Amberine's stomach executed a full somersault worthy of an acrobat. She tipped the last of her tea back and felt the final swallow land like a warm stone in an ocean of churning nerves. "Well… there goes the countdown," she murmured.

Elara stood in a single precise motion, every limb aligned as though she were rising for inspection. She adjusted a fold of her water-blue jacket that had shifted half a hair's breadth while she sat. For a second she looked almost statuesque again, but then she extended her cup in Maris's direction—an unspoken thank-you. Amberine caught the slightest tremor in that outstretched hand, though Elara tried to hide it by focusing on the seam in the carpet.

Maris tucked both paper cups—Elara's and her own—into the crook of one arm, stacking them with Amberine's empty, and set the trio neatly on a tray waiting by the wall. Her gentle efficiency always felt like a balm: every gesture choreographed to quiet rather than dramatize.
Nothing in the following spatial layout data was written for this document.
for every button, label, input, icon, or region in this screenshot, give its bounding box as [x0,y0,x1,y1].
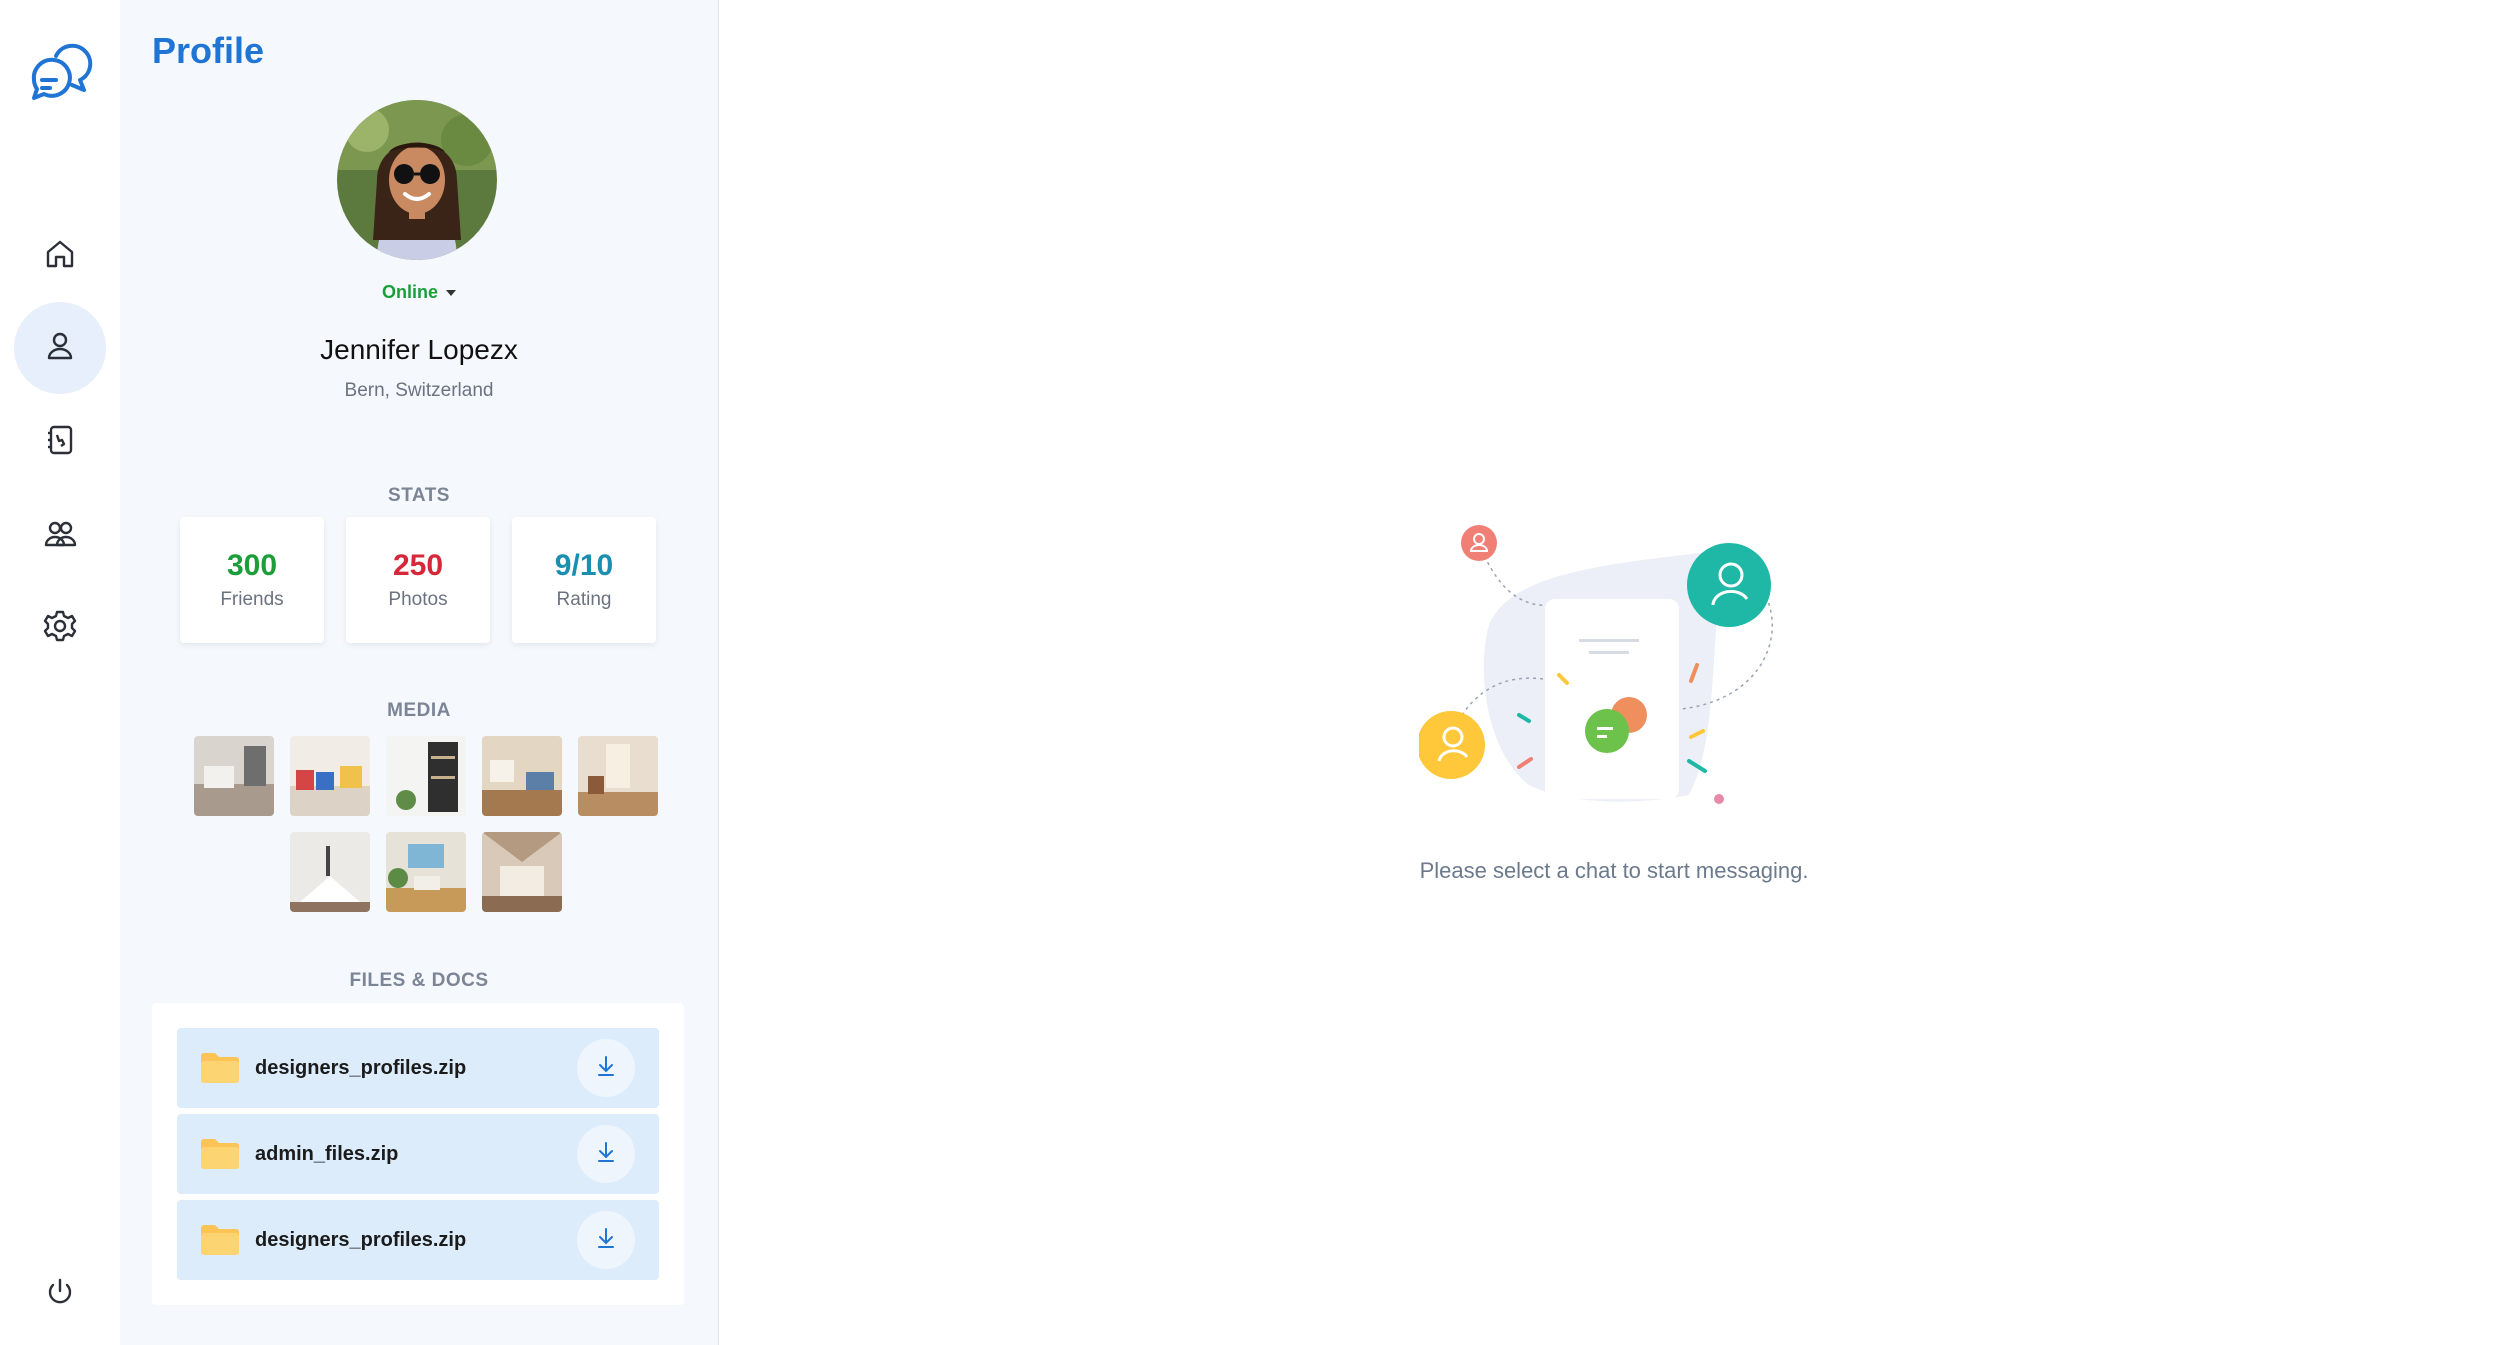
logout-button[interactable] [14,1248,106,1340]
status-dropdown[interactable]: Online [120,282,718,303]
profile-location: Bern, Switzerland [344,380,494,401]
media-thumbnail[interactable] [386,832,466,912]
stat-label: Photos [388,589,448,610]
download-button[interactable] [577,1211,635,1269]
avatar [337,100,497,260]
file-name: designers_profiles.zip [255,1228,467,1251]
app-logo[interactable] [26,36,96,106]
power-icon [43,1275,77,1314]
download-button[interactable] [577,1125,635,1183]
file-item[interactable]: designers_profiles.zip [177,1028,659,1108]
status-label: Online [381,282,438,302]
group-icon [43,517,77,556]
download-icon [594,1054,618,1083]
download-icon [594,1226,618,1255]
chat-area: Please select a chat to start messaging. [719,0,2509,1345]
caret-down-icon [446,290,456,297]
folder-icon [201,1053,239,1083]
media-grid [186,736,666,928]
panel-title: Profile [152,30,265,71]
stat-label: Rating [556,589,612,610]
nav-rail [0,0,121,1345]
files-heading: FILES & DOCS [349,970,489,991]
nav-contacts[interactable] [14,396,106,488]
stat-photos: 250 Photos [346,517,490,643]
media-thumbnail[interactable] [482,832,562,912]
empty-chat-illustration [1417,505,1819,815]
file-item[interactable]: designers_profiles.zip [177,1200,659,1280]
download-icon [594,1140,618,1169]
stat-value: 9/10 [554,549,614,582]
nav-home[interactable] [14,210,106,302]
stat-friends: 300 Friends [180,517,324,643]
nav-settings[interactable] [14,582,106,674]
download-button[interactable] [577,1039,635,1097]
stat-rating: 9/10 Rating [512,517,656,643]
file-item[interactable]: admin_files.zip [177,1114,659,1194]
folder-icon [201,1139,239,1169]
stat-value: 250 [392,549,444,582]
media-thumbnail[interactable] [290,832,370,912]
nav-profile[interactable] [14,302,106,394]
user-icon [43,329,77,368]
gear-icon [43,609,77,648]
media-thumbnail[interactable] [290,736,370,816]
media-thumbnail[interactable] [578,736,658,816]
contacts-book-icon [43,423,77,462]
folder-icon [201,1225,239,1255]
media-thumbnail[interactable] [482,736,562,816]
file-name: designers_profiles.zip [255,1056,467,1079]
empty-chat-message: Please select a chat to start messaging. [1419,858,1809,883]
files-list: designers_profiles.zip admin_files.zip d… [152,1003,684,1305]
home-icon [43,237,77,276]
stat-value: 300 [226,549,278,582]
stats-heading: STATS [388,485,450,506]
profile-panel: Profile Online Jennifer Lopezx Bern, Swi… [120,0,719,1345]
profile-name: Jennifer Lopezx [320,334,518,365]
media-thumbnail[interactable] [386,736,466,816]
nav-groups[interactable] [14,490,106,582]
stats-row: 300 Friends 250 Photos 9/10 Rating [180,517,656,643]
file-name: admin_files.zip [255,1142,399,1165]
media-thumbnail[interactable] [194,736,274,816]
stat-label: Friends [220,589,284,610]
media-heading: MEDIA [387,700,451,721]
Amberine brushed loose flecks of lint from her trousers, and her fingertips grazed the soft imprinted lines of a scorch sigil sewn into the lining. A quick burst of heat pulsed under her skin—a grumble of acknowledgement from Ifrit—before settling again. She cleared her throat, aiming for a confidence she didn't fully own. "Ready?" she asked.

Elara allowed herself a single deliberate inhale, then let it roll out like a controlled tide. "Yes."